When you say you applied the workaround from IJ07063 and did not see a problem can you confirm that the workaround you applied was -Xjit:disableLockReservation ?

0xdaryl commented 1 year ago

Also, a core file (system dump) along with a matching javacore would also be useful. Can you generate a system dump + javacore? You may need to use com.ibm.jvm.Dump.systemDumpToFile() if you were generating these dumps programmatically.
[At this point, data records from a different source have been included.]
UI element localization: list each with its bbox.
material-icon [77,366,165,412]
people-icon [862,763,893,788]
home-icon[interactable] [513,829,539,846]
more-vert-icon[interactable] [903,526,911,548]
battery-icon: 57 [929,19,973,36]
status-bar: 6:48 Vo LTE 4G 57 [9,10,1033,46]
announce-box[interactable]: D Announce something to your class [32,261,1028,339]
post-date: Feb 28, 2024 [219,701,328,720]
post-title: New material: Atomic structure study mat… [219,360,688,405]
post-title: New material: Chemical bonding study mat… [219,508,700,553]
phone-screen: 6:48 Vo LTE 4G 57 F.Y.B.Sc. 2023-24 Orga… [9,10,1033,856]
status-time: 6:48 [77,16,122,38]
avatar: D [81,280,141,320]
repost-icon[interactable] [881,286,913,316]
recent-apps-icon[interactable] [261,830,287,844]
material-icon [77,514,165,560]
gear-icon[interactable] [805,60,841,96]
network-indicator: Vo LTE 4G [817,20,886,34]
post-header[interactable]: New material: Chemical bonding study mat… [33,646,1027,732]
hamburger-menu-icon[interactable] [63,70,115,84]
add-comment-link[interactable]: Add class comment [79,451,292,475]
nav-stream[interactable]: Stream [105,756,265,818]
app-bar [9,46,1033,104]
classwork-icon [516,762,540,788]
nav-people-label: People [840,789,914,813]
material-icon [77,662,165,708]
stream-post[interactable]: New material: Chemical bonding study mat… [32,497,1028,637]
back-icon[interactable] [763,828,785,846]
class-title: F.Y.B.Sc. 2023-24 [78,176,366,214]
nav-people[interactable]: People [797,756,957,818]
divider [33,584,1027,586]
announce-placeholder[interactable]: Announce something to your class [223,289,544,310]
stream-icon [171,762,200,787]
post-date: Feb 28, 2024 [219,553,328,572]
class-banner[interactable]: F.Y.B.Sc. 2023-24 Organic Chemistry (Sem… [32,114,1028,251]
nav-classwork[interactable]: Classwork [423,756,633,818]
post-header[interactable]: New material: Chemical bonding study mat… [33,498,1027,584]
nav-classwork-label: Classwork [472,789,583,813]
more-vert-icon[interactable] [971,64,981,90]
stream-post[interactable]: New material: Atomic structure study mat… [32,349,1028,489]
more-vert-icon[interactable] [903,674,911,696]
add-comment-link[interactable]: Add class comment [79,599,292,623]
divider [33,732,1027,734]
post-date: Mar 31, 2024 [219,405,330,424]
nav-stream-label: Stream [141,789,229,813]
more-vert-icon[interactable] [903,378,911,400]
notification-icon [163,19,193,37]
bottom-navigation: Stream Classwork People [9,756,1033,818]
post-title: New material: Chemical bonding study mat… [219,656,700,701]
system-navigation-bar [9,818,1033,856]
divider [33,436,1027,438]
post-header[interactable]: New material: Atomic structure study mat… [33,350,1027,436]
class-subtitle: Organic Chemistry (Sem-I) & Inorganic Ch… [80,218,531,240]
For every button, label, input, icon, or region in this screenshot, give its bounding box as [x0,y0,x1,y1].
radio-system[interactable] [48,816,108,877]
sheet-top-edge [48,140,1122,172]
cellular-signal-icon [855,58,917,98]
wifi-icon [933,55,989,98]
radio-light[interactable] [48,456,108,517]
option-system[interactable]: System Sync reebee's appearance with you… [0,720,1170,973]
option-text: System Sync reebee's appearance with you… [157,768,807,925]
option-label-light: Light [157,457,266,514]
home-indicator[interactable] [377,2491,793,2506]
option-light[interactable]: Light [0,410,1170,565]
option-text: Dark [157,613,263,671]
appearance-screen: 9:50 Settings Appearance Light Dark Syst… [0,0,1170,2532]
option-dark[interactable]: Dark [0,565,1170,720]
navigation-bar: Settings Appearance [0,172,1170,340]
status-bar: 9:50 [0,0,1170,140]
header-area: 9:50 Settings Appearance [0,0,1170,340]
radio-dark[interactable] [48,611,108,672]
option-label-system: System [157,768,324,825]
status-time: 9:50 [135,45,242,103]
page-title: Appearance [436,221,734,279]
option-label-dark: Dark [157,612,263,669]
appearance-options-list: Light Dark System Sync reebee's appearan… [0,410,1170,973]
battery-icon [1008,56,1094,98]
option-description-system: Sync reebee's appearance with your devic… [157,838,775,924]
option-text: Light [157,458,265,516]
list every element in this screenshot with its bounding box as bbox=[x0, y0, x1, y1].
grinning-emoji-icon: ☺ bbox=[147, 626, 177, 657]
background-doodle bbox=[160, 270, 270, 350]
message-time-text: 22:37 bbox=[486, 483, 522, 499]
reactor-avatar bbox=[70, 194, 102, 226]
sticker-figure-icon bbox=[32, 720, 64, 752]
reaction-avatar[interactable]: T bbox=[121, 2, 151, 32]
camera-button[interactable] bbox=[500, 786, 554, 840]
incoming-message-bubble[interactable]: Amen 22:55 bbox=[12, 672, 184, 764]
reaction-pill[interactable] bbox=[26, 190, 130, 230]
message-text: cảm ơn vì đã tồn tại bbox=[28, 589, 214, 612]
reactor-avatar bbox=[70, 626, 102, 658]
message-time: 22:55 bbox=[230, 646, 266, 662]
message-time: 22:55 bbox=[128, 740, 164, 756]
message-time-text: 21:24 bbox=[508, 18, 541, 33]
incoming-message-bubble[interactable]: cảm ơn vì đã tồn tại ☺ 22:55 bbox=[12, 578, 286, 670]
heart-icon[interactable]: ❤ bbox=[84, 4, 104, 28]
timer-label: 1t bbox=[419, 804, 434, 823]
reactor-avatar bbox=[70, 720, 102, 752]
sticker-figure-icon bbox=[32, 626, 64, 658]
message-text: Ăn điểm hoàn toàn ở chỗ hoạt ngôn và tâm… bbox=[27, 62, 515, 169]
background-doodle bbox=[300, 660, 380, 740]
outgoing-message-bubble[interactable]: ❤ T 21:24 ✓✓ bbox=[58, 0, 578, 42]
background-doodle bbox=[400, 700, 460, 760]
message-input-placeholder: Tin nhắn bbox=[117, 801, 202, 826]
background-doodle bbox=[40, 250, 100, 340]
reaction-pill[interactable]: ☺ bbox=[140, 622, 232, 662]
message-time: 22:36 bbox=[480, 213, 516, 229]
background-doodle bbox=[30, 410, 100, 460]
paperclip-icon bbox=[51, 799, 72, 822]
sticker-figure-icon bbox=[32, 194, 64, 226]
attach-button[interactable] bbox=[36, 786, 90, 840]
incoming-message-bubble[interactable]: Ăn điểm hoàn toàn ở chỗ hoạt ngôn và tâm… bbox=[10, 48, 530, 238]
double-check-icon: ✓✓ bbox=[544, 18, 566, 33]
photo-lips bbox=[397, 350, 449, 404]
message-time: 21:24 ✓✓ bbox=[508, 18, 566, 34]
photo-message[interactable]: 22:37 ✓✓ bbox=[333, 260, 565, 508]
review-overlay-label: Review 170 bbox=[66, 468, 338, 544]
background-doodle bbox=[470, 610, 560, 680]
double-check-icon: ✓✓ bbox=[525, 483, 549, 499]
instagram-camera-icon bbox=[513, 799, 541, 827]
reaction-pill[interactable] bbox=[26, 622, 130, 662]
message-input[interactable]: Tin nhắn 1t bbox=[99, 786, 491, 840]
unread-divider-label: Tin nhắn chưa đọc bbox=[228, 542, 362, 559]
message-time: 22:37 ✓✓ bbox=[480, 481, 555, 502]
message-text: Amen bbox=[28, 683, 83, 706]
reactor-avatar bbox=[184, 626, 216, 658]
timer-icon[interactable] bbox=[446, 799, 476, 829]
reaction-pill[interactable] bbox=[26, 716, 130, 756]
mwangcaibmcom commented 1 year ago

I have not seen the issue happened after applying the workaround of -Xjit:disableLockReservation. The Liberty deadloack issue has been fixed in version 23.0.0.3. we plan to upgrade to the new version. After that, I will remove the workaround and monitor if the server hang happens.

As we plan to upgrade to new version, I will create a new issue if server hang happens with new version of Liberty server. I will be closing the issue now.